Preferably, the step of obtaining the historical UE report information, extracting the features from the historical UE report information, and constructing the feature classification model by combining the tags inside and outside the area includes:

acquiring historical UE (user equipment) reported information, and counting distribution characteristics of IDs (identity) of a main serving cell and an adjacent serving cell;

and extracting a main service cell ID list and an adjacent service cell ID list covering the designated area, and constructing a main adjacent area sequence set by combining labels falling inside and outside the designated area.

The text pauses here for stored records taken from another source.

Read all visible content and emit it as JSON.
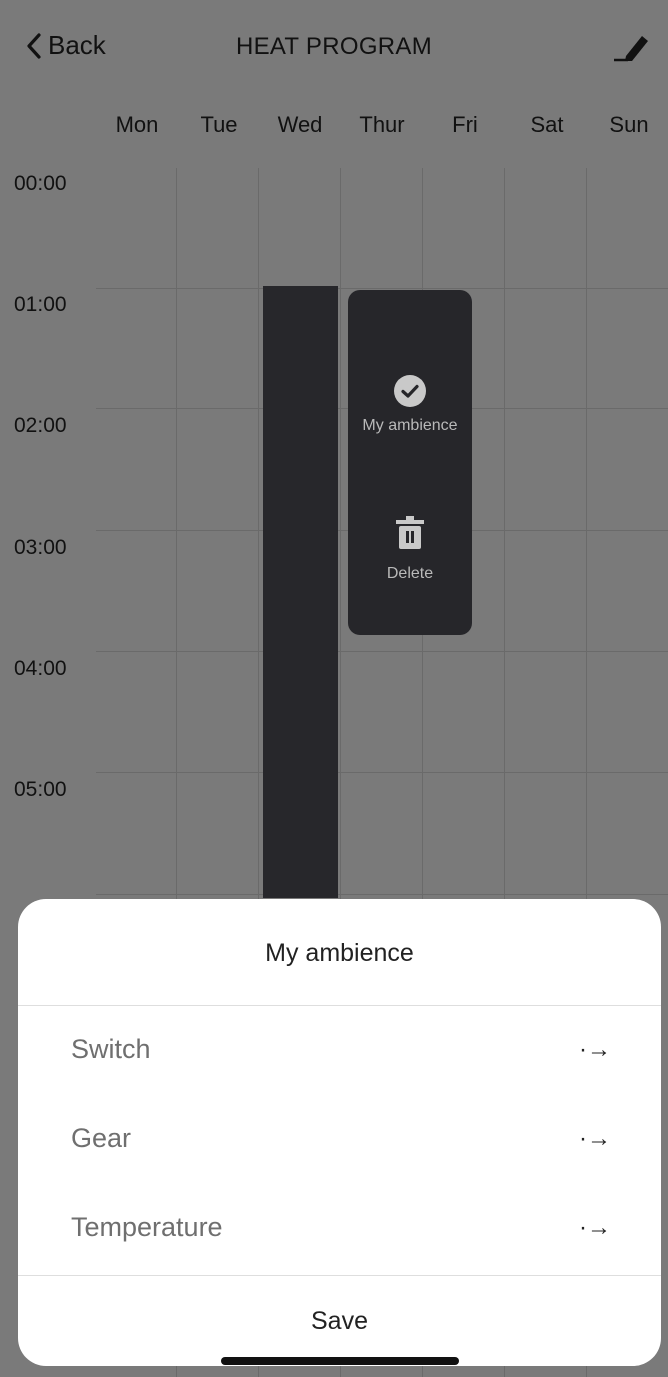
{
  "header": {
    "back_label": "Back",
    "title": "HEAT PROGRAM"
  },
  "days": [
    "Mon",
    "Tue",
    "Wed",
    "Thur",
    "Fri",
    "Sat",
    "Sun"
  ],
  "times": [
    "00:00",
    "01:00",
    "02:00",
    "03:00",
    "04:00",
    "05:00"
  ],
  "popup": {
    "ambience_label": "My ambience",
    "delete_label": "Delete"
  },
  "sheet": {
    "title": "My ambience",
    "rows": [
      {
        "label": "Switch",
        "arrow": "·→"
      },
      {
        "label": "Gear",
        "arrow": "·→"
      },
      {
        "label": "Temperature",
        "arrow": "·→"
      }
    ],
    "save_label": "Save"
  },
  "colors": {
    "overlay_bg": "#7a7a7a",
    "block": "#27272b",
    "sheet": "#ffffff"
  }
}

Preferably, the step of classifying whether the collected UE reported information sample without an accurate location falls in a designated area according to the feature classification model includes:

classifying the collected UE reported information samples without accurate positions according to the constructed main adjacent region sequence set;

if the ID of the main service cell of the information sample reported by the UE is not in the ID list of the main service cell, judging that the information sample reported by the UE falls outside the specified area;

if the main serving cell ID of the reported information is in the main serving cell ID list, acquiring the number of the neighbor serving cell IDs in the neighbor serving cell ID list, and when the number is greater than a preset threshold value, judging that the UE reported information sample falls in the specified area.

acquiring historical UE (user equipment) reporting information, and extracting the signal intensity of a main serving cell and a neighbor serving cell from the historical UE reporting information;

preprocessing the acquired signal intensity of the main serving cell and the adjacent serving cells;

and training and constructing a classification model by adopting a classification algorithm in data mining according to the historical data subjected to label processing and the preprocessed samples.

acquiring the signal intensity of a main serving cell and an adjacent serving cell of the UE reported information sample;

and determining whether the sample falls in the designated area or not according to the classification model and the signal strengths of the main serving cell and the adjacent serving cells.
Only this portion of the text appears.